Sunday 26 March 2017

Sunday 26th March - Book Reviews 2

Ink - Alice Broadway


Product Details

Hmm. Not sure. Can't think what prompted me to get this - must have been a review I read somewhere.

Imagine a society where every event. from your birth onwards is tattooed on your skin. Then, when you die, your skin is removed (the word "flayed" is used too often for my comfort), preserved, and made into a book which your descendants keep at home, and read from time to time for comfort and to remember you by. That is, if your life has not been found to be unworthy and your book is flung into the fire and you become one of the "forgotten".

Imagine this society being at odds, if not quite at war, with the "blanks" - people who do not get tattoos to publicly display their lives. And there you have the starting scenario for the book.

Once you get past all the references to "flaying" and "marking" and "embracing the pain" of the tattooing, you can get on with the plot, which is about family secrets and what happens when secrets come out into the open.

Passing of the Third Floor Back - Jerome K Jerome

The Passing of the Third Floor Back - march 1919 newspaper ad.jpg

I downloaded this short story as a free pdf from somewhere or other, and promptly forgot that it was by Jerome K Jerome and became certain that it was by E F Benson. So, when I read it, I was a bit disappointed - there was none of the sharpness that I love in the "Mapp and Lucia" books. But when I was trying to find where I had downloaded it from, I "rediscovered" that it was by Jerome K Jerome. Aha! If you are not expecting E F Benson, then it is much better!

You can read up about the plot, and its varied history as a play and a silent film back in 1918 on wikipedia. An a bit of googling should lead you to somewhere you can download your own free pdf copy of the story.

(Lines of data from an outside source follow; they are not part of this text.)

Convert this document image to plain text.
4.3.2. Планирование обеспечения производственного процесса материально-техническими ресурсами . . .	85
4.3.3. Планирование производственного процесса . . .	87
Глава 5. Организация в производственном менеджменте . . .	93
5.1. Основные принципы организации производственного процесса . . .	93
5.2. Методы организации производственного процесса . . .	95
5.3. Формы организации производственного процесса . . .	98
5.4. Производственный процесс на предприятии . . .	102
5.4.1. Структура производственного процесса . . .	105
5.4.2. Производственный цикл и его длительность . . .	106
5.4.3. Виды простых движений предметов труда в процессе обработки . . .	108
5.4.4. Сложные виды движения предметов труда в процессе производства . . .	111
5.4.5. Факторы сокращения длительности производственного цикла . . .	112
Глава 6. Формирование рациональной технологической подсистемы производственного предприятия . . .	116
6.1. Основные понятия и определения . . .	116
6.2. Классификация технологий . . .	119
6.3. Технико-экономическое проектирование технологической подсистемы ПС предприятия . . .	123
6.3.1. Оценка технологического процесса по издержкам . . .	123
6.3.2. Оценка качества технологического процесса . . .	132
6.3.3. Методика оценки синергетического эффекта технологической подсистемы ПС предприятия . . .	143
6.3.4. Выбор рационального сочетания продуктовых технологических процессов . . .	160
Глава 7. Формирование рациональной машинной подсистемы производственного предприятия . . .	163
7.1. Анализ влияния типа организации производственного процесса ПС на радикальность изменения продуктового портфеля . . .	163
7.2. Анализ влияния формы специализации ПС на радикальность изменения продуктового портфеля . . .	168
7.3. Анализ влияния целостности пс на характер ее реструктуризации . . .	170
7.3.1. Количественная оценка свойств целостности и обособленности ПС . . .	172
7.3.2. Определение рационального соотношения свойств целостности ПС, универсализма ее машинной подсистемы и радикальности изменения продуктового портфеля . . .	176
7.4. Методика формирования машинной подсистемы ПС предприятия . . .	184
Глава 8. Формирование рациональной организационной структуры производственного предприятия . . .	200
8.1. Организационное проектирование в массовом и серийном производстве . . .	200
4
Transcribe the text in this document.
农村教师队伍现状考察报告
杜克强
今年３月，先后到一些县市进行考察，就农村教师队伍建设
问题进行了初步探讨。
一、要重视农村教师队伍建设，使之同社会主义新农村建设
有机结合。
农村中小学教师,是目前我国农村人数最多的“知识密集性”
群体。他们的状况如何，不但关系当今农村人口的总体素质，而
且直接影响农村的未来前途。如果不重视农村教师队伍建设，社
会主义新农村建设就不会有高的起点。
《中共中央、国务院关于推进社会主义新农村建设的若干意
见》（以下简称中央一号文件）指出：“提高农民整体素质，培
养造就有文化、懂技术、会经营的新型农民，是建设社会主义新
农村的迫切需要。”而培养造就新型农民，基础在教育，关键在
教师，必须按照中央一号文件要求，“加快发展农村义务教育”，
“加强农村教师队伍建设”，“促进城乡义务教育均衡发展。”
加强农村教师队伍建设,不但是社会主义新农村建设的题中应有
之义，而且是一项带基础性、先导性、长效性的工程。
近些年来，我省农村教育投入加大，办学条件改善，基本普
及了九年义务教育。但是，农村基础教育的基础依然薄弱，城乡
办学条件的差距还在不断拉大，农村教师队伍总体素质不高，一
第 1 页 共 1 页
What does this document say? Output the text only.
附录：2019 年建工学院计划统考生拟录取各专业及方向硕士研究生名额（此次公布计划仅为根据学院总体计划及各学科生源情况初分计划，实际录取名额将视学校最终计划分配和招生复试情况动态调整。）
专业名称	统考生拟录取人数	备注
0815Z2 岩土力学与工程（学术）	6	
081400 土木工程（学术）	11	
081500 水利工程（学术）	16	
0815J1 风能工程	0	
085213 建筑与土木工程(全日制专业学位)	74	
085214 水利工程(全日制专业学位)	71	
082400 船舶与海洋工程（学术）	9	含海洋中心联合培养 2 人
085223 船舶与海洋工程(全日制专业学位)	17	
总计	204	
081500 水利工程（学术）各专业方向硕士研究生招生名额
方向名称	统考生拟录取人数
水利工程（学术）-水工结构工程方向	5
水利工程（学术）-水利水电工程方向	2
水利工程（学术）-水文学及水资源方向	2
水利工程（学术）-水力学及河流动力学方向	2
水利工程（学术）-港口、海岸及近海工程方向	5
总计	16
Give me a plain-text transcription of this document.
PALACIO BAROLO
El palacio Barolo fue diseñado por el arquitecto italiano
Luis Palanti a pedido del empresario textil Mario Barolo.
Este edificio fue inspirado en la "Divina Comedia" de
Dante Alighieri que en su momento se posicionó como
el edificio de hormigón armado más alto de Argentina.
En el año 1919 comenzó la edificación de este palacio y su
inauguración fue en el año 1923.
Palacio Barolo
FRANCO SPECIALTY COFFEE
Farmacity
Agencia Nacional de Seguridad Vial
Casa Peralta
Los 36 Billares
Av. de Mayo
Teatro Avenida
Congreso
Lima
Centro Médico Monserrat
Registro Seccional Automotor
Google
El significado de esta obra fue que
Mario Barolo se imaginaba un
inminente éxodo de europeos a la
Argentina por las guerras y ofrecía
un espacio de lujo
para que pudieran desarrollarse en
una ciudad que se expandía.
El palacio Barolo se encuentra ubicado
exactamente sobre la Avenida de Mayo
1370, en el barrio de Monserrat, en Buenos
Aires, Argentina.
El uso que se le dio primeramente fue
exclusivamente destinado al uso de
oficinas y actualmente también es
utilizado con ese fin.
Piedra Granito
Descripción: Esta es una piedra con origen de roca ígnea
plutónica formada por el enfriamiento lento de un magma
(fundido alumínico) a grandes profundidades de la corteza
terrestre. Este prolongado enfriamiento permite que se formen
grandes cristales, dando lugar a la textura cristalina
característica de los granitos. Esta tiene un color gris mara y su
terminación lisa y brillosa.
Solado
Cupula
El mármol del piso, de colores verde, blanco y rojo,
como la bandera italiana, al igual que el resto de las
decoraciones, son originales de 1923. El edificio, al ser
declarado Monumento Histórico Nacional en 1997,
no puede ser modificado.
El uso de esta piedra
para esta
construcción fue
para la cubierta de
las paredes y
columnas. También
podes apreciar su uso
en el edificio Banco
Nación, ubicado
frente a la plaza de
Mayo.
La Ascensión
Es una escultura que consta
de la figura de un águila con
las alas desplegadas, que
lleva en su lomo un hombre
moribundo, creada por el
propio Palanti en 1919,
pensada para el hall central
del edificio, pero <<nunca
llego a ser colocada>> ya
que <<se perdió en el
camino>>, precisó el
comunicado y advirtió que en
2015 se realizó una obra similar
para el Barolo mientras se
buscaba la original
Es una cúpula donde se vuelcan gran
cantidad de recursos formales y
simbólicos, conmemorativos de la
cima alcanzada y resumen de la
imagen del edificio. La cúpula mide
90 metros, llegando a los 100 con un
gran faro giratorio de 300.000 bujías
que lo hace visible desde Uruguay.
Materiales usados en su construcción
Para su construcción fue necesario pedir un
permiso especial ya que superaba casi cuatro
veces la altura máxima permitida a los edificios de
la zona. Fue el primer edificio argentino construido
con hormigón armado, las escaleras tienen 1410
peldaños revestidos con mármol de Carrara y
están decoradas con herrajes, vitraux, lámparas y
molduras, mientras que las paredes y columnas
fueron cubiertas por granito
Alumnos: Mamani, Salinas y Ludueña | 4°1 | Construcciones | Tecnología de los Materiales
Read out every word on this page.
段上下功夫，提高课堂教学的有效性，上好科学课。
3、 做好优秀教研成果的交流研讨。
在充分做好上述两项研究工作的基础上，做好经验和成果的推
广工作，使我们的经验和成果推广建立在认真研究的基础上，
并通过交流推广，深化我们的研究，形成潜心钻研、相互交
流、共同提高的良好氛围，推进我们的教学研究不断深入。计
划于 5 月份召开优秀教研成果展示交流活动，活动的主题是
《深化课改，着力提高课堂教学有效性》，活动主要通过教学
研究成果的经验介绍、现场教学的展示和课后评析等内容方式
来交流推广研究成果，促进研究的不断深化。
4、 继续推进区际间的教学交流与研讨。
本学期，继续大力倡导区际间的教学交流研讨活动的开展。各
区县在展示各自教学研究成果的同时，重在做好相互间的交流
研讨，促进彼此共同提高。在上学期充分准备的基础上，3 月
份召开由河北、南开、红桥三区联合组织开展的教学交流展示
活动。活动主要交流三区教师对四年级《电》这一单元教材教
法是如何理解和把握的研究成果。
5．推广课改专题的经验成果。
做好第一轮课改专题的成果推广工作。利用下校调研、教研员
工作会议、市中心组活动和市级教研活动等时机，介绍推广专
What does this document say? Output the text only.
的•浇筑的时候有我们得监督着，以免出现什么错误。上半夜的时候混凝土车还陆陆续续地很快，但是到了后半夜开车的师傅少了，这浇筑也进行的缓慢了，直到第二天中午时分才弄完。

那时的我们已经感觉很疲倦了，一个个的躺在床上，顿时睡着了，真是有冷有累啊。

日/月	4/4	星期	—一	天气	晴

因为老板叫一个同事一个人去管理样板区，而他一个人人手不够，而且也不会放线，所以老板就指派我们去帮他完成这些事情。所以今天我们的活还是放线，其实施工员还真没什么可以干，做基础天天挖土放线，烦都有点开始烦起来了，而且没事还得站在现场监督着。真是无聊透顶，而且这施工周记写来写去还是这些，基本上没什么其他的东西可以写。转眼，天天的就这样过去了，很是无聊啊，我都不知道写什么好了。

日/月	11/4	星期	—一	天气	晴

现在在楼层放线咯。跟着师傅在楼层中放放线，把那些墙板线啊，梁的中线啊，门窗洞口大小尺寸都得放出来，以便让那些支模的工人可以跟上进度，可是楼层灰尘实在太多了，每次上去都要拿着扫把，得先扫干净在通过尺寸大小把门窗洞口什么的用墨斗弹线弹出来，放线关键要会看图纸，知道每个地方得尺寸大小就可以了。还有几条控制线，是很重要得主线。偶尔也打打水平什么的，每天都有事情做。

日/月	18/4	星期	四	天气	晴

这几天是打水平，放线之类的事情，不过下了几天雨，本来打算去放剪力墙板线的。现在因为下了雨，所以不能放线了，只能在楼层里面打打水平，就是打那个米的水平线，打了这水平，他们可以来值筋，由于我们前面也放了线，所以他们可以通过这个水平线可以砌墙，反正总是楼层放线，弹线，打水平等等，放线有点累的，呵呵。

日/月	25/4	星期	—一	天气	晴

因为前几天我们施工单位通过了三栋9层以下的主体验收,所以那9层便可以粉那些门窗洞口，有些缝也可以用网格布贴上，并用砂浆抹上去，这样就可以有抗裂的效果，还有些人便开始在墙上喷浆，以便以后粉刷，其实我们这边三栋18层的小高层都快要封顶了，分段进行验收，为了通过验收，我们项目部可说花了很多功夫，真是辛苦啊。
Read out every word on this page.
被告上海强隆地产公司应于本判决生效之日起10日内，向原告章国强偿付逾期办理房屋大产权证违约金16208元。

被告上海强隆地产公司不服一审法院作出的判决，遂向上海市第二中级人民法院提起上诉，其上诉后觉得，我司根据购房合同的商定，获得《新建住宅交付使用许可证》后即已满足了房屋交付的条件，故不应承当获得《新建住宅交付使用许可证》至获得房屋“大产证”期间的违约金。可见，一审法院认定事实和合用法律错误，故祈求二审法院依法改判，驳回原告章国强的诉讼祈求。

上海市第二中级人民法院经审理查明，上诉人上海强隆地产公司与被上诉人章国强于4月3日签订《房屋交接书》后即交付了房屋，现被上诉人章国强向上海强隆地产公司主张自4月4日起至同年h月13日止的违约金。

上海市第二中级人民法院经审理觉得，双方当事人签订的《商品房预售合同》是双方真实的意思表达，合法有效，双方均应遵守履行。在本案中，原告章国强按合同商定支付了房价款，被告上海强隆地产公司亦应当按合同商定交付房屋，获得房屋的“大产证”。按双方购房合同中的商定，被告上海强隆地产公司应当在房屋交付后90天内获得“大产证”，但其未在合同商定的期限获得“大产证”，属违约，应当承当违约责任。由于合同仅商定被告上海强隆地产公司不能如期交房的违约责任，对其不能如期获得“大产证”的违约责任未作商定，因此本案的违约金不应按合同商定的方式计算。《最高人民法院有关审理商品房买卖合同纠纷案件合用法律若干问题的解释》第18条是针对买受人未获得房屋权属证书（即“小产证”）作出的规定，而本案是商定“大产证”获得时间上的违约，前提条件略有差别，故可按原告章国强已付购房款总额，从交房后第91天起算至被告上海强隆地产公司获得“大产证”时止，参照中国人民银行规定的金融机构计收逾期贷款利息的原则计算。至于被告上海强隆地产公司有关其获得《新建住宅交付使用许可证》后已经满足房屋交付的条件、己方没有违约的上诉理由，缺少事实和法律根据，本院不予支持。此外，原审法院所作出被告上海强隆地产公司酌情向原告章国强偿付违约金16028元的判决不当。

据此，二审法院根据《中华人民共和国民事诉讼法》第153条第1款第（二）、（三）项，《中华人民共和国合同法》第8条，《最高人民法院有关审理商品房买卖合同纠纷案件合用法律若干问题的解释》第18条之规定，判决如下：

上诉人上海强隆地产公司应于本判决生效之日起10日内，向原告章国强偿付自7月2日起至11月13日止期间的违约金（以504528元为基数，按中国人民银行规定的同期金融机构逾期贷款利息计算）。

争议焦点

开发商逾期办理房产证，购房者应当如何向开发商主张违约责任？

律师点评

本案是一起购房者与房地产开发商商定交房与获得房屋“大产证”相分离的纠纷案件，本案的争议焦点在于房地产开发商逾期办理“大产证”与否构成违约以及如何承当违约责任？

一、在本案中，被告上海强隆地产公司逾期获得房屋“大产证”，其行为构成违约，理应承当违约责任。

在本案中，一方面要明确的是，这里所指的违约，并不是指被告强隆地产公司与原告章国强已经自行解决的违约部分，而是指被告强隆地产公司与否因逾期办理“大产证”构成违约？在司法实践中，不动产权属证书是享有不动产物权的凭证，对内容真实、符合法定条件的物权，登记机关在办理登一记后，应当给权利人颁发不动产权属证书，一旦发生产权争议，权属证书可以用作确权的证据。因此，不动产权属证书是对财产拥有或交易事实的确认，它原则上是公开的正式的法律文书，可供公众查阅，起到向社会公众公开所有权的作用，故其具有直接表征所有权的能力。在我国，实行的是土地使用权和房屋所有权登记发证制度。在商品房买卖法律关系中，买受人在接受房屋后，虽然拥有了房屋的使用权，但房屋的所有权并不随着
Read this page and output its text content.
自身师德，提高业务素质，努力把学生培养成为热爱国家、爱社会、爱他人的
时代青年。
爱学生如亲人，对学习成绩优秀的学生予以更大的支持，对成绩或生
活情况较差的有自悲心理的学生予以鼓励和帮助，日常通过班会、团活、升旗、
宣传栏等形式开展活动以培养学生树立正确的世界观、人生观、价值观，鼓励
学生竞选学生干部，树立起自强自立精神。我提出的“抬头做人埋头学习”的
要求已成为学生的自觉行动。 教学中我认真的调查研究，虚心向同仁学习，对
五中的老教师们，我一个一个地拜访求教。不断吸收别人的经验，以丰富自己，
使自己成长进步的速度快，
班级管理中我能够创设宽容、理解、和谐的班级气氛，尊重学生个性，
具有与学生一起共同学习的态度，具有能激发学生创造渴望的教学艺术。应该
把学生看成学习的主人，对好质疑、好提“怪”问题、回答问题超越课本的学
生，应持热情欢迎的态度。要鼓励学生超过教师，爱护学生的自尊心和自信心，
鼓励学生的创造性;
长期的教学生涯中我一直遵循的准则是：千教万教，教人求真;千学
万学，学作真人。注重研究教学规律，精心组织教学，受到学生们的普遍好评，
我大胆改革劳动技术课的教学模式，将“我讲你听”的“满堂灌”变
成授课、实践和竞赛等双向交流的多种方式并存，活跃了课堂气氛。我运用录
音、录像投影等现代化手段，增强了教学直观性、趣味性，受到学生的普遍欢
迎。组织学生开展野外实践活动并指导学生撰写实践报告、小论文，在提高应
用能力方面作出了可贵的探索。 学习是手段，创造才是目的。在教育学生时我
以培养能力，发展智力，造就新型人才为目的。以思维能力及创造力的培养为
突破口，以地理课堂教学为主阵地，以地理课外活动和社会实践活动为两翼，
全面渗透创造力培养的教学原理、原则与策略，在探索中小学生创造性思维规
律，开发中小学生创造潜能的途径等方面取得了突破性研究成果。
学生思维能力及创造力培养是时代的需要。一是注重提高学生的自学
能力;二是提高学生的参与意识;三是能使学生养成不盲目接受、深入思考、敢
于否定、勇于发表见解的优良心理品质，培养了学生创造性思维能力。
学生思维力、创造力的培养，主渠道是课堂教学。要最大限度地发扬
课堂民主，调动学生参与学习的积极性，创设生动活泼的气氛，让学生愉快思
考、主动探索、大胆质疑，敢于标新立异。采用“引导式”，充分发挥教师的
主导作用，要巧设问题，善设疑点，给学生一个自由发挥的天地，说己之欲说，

Which leads me back to Jerome K Jerome - it's ages since I read "Three Men In A Boat". That might have to go onto the pending list, if only to revisit some favourite quotes...


This could be me;

“I like work: it fascinates me. I can sit and look at it for hours.” 
― Jerome K. Jerome


Here's someone else;

“I can't sit still and see another man slaving and working. I want to get up and superintend, and walk round with my hands in my pockets, and tell him what to do. It is my energetic nature. I can't help it.” 
― Jerome K. JeromeThree Men in a Boat


And another person;

“I don't know why it should be, I am sure; but the sight of another man asleep in bed when I am up, maddens me.”